One cannot be called a true reverse engineer unless he tried (and failed) REing Italian literature collection. I’ve finally tried it (and, obviously, failed).
What’s so special about it? Here is Mike’s description. From what I’ve seen on the first CD videos occupy 280MB out of total maybe 300MB (and over 200MB of it is a single tutorial video). While the actual library data occupies about five megabytes there.

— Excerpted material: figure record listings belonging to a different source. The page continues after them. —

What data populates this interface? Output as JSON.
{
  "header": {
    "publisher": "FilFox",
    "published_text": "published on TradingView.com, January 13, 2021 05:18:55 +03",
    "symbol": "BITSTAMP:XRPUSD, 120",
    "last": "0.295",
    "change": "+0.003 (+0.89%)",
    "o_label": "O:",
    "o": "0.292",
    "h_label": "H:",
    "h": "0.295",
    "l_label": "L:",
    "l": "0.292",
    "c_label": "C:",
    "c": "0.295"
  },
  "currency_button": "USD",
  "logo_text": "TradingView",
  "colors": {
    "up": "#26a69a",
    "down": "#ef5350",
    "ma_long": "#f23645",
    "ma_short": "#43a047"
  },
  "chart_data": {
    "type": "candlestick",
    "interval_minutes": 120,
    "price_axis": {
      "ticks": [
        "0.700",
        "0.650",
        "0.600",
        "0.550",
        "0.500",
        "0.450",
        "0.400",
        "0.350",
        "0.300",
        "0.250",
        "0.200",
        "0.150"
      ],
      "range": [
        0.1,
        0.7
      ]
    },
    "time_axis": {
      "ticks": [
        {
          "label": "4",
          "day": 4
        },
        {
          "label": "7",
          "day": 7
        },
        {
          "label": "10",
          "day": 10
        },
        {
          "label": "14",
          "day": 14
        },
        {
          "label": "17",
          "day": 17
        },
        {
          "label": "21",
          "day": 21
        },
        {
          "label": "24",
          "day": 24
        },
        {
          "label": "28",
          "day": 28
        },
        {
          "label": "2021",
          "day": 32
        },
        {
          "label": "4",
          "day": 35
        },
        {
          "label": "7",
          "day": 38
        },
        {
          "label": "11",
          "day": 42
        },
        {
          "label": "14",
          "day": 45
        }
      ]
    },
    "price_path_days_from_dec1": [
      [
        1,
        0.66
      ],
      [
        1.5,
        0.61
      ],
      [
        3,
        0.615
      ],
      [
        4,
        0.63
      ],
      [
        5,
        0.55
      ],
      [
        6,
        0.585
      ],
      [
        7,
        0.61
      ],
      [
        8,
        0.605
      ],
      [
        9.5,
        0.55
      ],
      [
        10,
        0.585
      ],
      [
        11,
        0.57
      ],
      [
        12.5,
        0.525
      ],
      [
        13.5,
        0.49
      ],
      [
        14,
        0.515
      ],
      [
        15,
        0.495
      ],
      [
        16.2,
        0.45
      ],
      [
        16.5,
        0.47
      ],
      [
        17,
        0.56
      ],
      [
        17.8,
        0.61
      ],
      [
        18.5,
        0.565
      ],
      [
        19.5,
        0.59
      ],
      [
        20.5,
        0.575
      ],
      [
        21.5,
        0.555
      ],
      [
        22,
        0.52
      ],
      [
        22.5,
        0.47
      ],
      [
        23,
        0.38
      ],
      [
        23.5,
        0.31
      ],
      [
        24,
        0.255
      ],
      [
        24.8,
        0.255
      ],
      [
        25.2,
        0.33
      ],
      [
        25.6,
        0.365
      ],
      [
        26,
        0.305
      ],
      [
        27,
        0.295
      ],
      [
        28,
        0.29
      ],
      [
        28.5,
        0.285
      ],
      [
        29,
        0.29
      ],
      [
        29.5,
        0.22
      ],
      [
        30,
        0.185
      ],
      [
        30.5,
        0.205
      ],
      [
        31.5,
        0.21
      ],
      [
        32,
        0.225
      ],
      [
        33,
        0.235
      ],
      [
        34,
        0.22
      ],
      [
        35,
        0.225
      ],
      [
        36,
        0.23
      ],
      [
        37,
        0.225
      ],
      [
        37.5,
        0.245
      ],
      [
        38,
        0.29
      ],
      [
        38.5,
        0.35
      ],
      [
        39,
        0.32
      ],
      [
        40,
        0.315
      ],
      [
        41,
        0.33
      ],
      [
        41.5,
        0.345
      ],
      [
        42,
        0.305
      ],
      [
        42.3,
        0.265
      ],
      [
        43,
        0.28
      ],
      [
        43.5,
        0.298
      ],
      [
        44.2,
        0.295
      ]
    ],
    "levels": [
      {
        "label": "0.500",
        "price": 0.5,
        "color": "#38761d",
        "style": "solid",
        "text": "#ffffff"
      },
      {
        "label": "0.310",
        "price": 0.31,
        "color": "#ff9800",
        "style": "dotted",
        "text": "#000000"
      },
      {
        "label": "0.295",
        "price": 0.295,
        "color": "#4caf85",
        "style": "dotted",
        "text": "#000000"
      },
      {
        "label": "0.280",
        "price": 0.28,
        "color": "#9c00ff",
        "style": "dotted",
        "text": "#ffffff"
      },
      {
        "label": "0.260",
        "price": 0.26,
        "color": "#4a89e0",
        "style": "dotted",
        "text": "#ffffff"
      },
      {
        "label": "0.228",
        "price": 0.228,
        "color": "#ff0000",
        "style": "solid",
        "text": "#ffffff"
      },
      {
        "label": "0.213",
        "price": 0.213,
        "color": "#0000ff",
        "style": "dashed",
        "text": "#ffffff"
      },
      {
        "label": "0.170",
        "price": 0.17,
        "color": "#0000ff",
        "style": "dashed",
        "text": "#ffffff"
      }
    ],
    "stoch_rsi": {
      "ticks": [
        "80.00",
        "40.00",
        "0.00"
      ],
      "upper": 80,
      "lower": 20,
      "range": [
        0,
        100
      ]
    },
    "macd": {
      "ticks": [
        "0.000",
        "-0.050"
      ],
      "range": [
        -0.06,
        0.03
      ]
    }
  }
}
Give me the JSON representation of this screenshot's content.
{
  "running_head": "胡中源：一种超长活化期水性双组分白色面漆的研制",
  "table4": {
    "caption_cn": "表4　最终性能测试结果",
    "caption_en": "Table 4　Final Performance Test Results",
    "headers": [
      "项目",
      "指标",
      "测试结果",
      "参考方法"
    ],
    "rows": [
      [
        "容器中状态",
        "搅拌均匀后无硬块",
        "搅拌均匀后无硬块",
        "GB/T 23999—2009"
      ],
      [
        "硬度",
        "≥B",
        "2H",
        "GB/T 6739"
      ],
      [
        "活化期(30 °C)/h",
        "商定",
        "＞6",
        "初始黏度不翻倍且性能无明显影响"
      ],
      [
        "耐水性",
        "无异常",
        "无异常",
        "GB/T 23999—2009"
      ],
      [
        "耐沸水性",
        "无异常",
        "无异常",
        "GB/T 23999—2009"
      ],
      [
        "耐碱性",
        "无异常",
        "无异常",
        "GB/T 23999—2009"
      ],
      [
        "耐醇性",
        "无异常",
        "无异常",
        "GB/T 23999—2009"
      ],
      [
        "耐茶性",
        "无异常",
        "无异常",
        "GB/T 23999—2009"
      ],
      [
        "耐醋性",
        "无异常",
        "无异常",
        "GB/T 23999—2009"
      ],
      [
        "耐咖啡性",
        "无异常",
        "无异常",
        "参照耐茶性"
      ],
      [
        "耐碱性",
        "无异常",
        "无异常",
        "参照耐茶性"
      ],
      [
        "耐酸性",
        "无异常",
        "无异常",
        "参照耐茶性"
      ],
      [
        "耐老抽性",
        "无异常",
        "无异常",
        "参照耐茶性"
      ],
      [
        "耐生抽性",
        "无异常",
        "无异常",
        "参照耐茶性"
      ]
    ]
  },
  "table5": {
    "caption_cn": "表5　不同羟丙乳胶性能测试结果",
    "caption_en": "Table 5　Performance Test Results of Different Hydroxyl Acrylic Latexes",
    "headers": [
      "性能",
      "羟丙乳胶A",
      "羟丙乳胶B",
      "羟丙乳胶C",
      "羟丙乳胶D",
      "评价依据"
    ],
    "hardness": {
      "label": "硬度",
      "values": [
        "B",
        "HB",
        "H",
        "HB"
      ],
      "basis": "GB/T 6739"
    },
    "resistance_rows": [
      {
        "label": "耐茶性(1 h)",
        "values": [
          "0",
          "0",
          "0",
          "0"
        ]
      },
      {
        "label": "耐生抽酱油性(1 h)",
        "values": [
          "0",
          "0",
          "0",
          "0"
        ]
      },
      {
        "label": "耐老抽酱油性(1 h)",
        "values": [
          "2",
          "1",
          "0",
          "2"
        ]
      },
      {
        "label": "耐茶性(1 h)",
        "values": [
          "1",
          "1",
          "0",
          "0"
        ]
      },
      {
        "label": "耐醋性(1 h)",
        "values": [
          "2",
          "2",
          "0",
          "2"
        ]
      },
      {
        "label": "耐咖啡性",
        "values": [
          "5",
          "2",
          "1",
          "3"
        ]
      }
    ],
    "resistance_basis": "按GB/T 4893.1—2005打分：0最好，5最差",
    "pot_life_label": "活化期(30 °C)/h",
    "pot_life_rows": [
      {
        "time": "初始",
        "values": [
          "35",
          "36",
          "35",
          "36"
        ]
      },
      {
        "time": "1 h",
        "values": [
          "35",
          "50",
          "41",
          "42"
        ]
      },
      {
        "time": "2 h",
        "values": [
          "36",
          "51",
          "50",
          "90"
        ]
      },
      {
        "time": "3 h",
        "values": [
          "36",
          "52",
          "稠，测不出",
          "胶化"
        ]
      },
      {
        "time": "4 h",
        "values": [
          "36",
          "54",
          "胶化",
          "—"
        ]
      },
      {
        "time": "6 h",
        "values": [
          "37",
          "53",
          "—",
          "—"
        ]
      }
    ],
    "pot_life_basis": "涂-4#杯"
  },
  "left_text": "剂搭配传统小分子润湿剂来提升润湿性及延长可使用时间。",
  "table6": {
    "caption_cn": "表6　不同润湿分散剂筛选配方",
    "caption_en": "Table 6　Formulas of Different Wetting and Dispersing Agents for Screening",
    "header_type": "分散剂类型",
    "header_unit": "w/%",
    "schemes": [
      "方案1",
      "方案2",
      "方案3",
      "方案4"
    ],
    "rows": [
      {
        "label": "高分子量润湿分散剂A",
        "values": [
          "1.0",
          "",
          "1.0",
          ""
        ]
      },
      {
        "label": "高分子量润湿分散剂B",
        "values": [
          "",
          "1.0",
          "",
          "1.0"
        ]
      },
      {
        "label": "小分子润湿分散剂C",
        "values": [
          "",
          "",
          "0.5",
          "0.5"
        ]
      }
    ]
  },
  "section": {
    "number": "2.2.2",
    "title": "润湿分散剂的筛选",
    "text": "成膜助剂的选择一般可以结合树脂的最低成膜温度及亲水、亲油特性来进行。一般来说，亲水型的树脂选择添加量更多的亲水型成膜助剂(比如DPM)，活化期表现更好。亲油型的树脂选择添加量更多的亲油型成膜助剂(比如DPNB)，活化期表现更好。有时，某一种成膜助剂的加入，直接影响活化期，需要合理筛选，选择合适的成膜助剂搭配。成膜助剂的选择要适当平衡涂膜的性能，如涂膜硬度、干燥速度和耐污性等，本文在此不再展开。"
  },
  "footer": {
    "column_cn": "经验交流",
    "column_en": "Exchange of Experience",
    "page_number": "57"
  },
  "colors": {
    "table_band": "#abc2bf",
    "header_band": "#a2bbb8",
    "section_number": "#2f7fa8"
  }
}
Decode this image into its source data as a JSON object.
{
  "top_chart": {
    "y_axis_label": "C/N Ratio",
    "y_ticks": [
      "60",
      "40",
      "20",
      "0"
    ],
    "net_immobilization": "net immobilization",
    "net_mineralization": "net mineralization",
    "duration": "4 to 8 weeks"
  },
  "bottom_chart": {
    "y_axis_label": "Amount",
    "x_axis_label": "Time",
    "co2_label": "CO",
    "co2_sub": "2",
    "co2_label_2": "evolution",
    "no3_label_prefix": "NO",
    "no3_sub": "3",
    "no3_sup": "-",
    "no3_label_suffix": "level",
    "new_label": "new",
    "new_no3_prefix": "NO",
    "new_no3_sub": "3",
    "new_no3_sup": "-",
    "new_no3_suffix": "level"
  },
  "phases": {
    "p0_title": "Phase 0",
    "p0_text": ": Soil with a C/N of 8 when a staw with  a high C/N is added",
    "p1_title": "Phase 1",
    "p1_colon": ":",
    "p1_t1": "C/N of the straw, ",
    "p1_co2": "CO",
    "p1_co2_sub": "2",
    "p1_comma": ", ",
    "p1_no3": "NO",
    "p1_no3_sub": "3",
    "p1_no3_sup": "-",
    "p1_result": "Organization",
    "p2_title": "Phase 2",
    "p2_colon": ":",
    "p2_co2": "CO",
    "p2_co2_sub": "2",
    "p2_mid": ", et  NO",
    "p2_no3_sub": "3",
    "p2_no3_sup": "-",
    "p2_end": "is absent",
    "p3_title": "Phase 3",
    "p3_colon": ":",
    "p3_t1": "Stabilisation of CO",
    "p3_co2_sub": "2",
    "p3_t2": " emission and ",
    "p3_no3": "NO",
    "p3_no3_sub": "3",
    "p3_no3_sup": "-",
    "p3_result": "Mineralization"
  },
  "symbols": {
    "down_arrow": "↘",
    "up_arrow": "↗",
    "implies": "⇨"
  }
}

The main library application is written in Visual Basic 4 (16-bit version) and it’s not a compiled version but rather P-code and I’ve failed to find a decompiler for that exact version (32-bit? seems no problem; 16-bit or even 32-bit Visual Basic 3? also no problem; 16-bit VB3? keep searching). There are some utility apps of unknown purpose there written in Borland Delphi (also 16-bit and I’m pretty sure it was simply Borland Delphi then, no additional versions needed). And while those are in sane machine code (well, 16-bit x86 machine code is hardly sane but manageable) there’s a lot of Delphi cruft compiled in with TThis
and TThat
and TOtherThing
and such (plus additions in Italian).
Despite files having extension .LZ[1-3]
I doubt they employ any kind of Lempel-Ziv compression, I’d expect some different dictionary-based scheme (you have an index with all possible words after all). And looks like they’ve licensed some DBT thing (obviously it stands for Text DataBase in Italian) from some Italian Institute of Computational Linguistics and this DBT is responsible for the file formats but I’m too lazy to RE those half-megabyte .dlls without a decompiler (written in Delphi too).